Katja Novitskova merges the natural world with the virtual by finding her source material online, reproducing it digitally and transforming into the physical via digital printing. Novitskova’s edition for the Whitechapel Gallery is one of her signature cut-out works, deriving from a visual sketch and printed directly on to di-bond - an aluminium composite material. Using image-editing software, Novitskova has collaged the image of a human brain onto the tentacles of a blue-ringed octopus to create a hybrid of cephalopod and anthropoid. The clusters of dots on the brain suggest the digital mapping of some kind of data. The overall image envisions a future of species adaptation and technological dominance.
Aluminium is the most abundant metal on earth but is almost never found in its elemental state. It’s reflective surface shines through the printed surface, giving the sculpture an iridescent quality and a futuristic, unmistakably manmade appearance.
Opting to take an image of an animal from the internet rather than from life, Novitskova is conscious of the way the natural world is mediated to us. The flatness of the cut-out sculpture references the digital screen through which we navigate the world now. Using a two-dimensional medium to portray what was once a three-dimensional body, the distinction between the natural world from its technological rendering is dissolved.
Trawling through the digital sphere’s ‘ocean of signs’, Katja Novitskova (b. 1984, Estonia) creates immersive environments inhabited by a luminous bestiary. She is known for her dramatic, cutout images of animals at play with representations from financial and scientific sources. Her recent installation at the Whitechapel Gallery, Invasion Curves (27 June – 2 September 2018), presents a landscape overcome by a ‘biotic crisis’, where imaging and technology are used in a process of mapping the exploitation of life.
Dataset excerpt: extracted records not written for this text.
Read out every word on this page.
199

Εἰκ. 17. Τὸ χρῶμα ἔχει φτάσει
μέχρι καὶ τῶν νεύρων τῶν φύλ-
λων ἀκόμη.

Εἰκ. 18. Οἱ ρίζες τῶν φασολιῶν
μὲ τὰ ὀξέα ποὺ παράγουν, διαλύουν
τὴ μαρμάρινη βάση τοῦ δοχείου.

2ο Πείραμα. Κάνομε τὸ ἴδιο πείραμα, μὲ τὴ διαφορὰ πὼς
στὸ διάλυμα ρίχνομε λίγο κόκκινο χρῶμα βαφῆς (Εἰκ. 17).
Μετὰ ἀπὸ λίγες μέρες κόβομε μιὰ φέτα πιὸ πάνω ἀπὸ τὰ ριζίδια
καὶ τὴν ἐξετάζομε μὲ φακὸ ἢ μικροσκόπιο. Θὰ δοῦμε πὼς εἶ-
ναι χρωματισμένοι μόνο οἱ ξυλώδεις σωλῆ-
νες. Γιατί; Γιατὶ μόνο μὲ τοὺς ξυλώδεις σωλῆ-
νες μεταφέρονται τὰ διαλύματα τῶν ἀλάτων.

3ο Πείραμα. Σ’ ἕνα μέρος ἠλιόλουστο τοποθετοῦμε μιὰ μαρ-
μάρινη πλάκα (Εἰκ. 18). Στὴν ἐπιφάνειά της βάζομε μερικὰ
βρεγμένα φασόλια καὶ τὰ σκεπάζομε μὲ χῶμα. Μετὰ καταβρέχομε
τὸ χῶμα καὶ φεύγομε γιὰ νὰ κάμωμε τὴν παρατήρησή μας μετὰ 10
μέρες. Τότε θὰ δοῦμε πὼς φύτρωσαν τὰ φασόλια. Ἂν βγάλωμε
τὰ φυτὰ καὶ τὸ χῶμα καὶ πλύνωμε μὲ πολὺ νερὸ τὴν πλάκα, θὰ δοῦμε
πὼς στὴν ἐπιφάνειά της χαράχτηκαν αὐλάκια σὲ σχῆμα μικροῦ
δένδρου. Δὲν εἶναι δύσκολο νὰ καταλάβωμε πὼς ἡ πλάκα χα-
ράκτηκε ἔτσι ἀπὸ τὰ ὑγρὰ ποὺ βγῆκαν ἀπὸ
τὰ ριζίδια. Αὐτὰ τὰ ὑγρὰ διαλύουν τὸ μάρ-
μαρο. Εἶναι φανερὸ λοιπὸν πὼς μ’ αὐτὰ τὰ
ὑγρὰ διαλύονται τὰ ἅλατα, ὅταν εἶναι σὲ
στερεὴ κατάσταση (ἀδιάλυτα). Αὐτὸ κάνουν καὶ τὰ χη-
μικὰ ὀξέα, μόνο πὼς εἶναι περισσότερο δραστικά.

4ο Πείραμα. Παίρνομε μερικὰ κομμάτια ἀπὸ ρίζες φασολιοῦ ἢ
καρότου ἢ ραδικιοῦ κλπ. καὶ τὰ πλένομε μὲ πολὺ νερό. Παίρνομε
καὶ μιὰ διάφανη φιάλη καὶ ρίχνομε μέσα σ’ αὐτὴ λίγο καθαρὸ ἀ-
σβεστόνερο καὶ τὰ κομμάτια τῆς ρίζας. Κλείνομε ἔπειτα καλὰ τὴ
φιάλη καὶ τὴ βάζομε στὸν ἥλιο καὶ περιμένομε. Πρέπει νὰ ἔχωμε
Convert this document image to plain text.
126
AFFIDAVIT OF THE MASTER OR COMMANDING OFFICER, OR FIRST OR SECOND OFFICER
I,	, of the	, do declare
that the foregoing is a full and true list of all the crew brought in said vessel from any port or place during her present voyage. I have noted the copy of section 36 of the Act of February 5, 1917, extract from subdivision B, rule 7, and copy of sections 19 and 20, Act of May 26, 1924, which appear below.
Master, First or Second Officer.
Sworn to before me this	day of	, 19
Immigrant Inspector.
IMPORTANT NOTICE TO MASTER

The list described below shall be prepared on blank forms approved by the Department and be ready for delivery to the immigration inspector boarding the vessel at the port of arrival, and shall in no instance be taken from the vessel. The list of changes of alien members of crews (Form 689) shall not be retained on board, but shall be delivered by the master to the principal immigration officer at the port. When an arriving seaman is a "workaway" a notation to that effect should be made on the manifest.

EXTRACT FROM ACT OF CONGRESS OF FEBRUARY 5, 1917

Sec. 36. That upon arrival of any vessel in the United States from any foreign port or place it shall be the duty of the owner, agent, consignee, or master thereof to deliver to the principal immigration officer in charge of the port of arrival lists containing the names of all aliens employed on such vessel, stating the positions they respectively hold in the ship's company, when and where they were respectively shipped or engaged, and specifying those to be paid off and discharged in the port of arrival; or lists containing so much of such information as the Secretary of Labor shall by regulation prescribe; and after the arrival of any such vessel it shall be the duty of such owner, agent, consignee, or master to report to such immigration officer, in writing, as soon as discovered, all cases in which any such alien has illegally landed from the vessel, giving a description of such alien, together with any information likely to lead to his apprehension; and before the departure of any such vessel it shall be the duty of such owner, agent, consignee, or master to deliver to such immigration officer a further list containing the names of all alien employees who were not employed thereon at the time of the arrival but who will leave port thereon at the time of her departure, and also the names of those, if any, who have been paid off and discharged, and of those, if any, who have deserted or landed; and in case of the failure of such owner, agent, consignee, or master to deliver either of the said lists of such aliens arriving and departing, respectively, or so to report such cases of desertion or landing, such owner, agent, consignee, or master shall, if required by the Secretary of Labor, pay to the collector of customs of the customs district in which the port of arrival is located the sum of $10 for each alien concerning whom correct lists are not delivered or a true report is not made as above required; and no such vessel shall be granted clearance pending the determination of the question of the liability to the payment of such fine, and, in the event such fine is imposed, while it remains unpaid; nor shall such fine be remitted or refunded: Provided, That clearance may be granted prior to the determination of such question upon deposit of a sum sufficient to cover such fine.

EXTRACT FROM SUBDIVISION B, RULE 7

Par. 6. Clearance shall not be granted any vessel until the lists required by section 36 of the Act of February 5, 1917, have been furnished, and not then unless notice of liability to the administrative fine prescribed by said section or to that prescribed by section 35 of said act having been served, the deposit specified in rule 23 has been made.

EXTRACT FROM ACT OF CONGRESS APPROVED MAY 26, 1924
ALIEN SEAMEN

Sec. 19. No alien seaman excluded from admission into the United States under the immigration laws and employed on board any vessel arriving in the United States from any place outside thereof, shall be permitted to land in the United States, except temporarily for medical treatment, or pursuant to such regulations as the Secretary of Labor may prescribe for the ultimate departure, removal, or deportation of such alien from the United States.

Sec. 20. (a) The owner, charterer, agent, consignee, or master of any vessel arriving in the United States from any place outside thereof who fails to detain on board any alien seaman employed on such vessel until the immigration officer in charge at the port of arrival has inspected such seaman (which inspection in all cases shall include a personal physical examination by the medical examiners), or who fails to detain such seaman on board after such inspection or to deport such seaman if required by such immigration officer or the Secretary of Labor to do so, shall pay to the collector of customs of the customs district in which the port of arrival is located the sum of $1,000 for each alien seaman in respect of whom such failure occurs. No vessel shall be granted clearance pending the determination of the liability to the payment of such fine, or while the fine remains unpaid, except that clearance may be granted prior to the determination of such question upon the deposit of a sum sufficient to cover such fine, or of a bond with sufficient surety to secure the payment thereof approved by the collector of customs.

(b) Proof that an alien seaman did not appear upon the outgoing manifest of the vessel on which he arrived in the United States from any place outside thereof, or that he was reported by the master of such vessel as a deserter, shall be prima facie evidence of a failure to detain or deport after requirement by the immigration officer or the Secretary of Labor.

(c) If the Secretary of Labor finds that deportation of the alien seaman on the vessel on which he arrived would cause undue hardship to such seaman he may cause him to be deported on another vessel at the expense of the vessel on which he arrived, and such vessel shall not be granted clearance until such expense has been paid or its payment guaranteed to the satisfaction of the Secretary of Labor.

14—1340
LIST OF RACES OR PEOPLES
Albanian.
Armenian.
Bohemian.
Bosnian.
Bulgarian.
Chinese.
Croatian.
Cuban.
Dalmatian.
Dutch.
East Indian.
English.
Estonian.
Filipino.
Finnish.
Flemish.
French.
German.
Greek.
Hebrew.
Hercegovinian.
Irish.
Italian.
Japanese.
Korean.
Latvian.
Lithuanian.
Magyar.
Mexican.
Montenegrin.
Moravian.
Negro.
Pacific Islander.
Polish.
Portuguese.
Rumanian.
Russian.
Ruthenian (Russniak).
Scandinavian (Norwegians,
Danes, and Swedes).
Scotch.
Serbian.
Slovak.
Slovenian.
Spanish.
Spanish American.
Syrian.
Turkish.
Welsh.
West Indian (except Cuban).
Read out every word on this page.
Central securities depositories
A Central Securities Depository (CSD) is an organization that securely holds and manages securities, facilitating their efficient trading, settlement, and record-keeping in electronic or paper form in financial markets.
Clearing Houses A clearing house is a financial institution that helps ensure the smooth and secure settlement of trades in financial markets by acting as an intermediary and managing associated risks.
Novitskova lives and works in Amsterdam and Berlin.
Recent solo exhibitions and projects include Katja Novitskova: 洛基的城堡, curated by Victor Wang, Cc Foundation & Art Centre,Shanghai, 2017; Public Art Fund, New York, 2017; Greene Naftali, New York, 2016; Kunstverein Hamburg, Hamburg, 2016; Kunsthalle Lisbon, 2015; Salts, Base, 2014, and CCS Bard, Annandale-on-Hudson, 2012. Her work was also included in the 57th Venice Biennale, 2017, and at the Okayama Art Summit 2016.Recent group exhibitions at MoMA, New York, 2015, the 13th Biennale de Lyon, 2015, Kunsthalle Wien, Vienna, 2015, Astrup Fearnley Museum, Oslo, 2014 and Fridericianum, Kassel, 2013. She was shortlisted for the 2016 Nam June Paik, Folkwang Museum, Essen, Germany.